"Ordenamos a todo valdense que, en vista de que están excomulgados de la Santa Iglesia, son enemigos declarados de este reino y tienen que abandonarlo, e igualmente todos los estados de nuestros dominios. En virtud de esta orden, cualquiera que desde hoy se permita recibir en su casa a los susodichos valdenses, asistir a sus perniciosos discursos o proporcionarles alimentos, atraerá por esto la indignación de Dios Todopoderoso y la nuestra; sus bienes serán confiscados sin apelación y será castigado como culpable del delito de lesa majestad; además cualquier noble o plebeyo que encuentre dentro de nuestros estados a uno de estos miserables sepa que si los ultraja, los maltrata o los persigue, no hará con esto nada que no nos sea agradable".
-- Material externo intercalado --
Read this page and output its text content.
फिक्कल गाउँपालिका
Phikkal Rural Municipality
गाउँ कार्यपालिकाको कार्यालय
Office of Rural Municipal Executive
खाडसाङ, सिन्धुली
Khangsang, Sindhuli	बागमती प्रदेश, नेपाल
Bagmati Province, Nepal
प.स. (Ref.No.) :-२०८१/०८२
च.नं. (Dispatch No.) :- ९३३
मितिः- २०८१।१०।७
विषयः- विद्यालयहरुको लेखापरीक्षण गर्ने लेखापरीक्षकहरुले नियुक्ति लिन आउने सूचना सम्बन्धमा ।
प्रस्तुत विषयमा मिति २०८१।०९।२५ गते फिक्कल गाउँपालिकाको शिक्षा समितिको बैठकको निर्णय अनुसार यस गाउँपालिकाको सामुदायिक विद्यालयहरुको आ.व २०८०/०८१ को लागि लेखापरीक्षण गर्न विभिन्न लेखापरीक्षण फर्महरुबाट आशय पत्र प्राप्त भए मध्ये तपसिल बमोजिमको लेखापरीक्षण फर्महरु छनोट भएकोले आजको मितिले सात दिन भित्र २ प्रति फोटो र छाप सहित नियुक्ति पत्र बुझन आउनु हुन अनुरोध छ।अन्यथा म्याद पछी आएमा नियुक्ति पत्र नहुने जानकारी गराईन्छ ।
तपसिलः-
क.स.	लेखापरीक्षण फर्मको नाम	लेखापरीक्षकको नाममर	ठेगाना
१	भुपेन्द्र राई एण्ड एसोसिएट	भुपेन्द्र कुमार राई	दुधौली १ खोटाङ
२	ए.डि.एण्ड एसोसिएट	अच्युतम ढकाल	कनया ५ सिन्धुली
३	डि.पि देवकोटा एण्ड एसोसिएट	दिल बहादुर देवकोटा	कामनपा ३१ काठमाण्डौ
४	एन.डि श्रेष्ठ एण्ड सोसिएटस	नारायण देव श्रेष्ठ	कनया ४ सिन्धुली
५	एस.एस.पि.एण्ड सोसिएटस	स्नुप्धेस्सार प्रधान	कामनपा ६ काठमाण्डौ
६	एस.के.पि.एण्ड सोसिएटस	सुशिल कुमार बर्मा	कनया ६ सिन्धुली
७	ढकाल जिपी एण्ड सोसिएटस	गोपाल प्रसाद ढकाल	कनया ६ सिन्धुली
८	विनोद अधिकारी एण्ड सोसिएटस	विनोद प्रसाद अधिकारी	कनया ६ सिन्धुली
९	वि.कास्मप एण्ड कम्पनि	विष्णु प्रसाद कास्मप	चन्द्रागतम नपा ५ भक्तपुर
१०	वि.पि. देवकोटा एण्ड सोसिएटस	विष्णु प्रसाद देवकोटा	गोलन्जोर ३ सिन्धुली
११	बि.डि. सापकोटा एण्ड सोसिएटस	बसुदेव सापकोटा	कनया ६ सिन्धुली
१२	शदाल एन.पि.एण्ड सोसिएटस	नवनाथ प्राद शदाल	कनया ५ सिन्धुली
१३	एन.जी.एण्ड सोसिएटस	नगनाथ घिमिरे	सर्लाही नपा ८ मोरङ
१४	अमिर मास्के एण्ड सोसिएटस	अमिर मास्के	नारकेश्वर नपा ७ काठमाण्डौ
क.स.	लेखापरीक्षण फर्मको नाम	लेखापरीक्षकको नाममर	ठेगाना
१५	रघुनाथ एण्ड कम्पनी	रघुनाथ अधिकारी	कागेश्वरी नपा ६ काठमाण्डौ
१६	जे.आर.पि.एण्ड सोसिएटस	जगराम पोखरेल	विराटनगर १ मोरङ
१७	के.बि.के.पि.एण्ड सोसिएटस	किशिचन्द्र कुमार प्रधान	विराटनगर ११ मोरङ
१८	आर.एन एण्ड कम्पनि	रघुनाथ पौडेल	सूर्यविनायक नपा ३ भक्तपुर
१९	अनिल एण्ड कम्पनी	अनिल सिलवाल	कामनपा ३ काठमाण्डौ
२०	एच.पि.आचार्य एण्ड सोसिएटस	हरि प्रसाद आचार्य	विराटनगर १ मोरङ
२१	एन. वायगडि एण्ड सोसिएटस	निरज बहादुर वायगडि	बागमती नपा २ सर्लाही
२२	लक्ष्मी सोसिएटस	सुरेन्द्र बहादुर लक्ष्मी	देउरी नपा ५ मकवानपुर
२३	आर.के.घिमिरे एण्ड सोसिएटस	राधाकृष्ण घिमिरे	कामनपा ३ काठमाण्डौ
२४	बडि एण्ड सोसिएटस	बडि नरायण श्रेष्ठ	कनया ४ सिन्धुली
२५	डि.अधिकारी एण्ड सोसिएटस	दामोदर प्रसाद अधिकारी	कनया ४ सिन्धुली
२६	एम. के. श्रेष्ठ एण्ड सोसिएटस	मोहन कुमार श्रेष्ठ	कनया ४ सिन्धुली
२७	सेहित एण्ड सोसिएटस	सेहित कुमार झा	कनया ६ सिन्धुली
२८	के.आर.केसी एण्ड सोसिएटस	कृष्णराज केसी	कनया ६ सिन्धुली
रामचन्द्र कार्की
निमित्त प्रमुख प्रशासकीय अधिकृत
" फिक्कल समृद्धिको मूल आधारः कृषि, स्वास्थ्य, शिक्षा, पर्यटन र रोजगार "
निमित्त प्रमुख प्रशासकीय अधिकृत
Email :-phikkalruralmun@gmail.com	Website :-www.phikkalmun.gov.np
Como era de esperar, los valdenses no tardaron en encontrarse sometidos a un acoso despiadado. Ya hemos señalado las constituciones promulgadas por Jaime I para perseguir a los herejes que concluyeron en la implantación de la inquisición a este lado de los Pirineos. La represión fue, ciertamente, feroz. En Gerona, ciento catorce valdenses fueron quemados en uno de los procesos arrojándose luego sus cenizas al río Ter. Ocasionalmente, algún obispo, como el de Huesca, les dio amparo por su nobleza de costumbres, pero se trató de una excepción que confirmaba la regla de la terrible persecución. En 1237, cuarenta y cinco fueron detenidos en Castellón, quemándose a quince de ellos en la hoguera.
En 1242, tuvo lugar en Tarragona, siendo su obispo Pedro de Albalat, la celebración de un concilio contra los valdenses. De manera bien significativa, entre las conductas que se consideraban más censurables estaban la oposición al juramento y a la aplicación de penas corporales, características ambas de los valdenses. El hereje impenitente sería entregado al brazo secular para su ejecución aunque, en caso de arrepentirse, sería castigado sólo con la prisión perpetua. A decir verdad, sólo aquellos que hubieran confesado a su confesor la herejía antes de que los investigara la inquisición tenían alguna oportunidad de escapar sin castigo.
Al fin y a la postre, como había sucedido con los cátaros, los valdenses fueron totalmente exterminados en la Península Ibérica. Sin embargo, a diferencia de los albigenses, su destino sería más venturoso en el resto de Europa. Sobrevivieron, a pesar de la inquisición, en distintos lugares insistiendo en distribuir las Escrituras en lengua vernácula – algo imposible en los reinos hispánicos – y predicar el Evangelio. En el siglo XVI, los valdenses se sumaron a la Reforma al encontrar en ésta el mismo mensaje que llevaban proclamando, con harto costo, desde hacía siglos.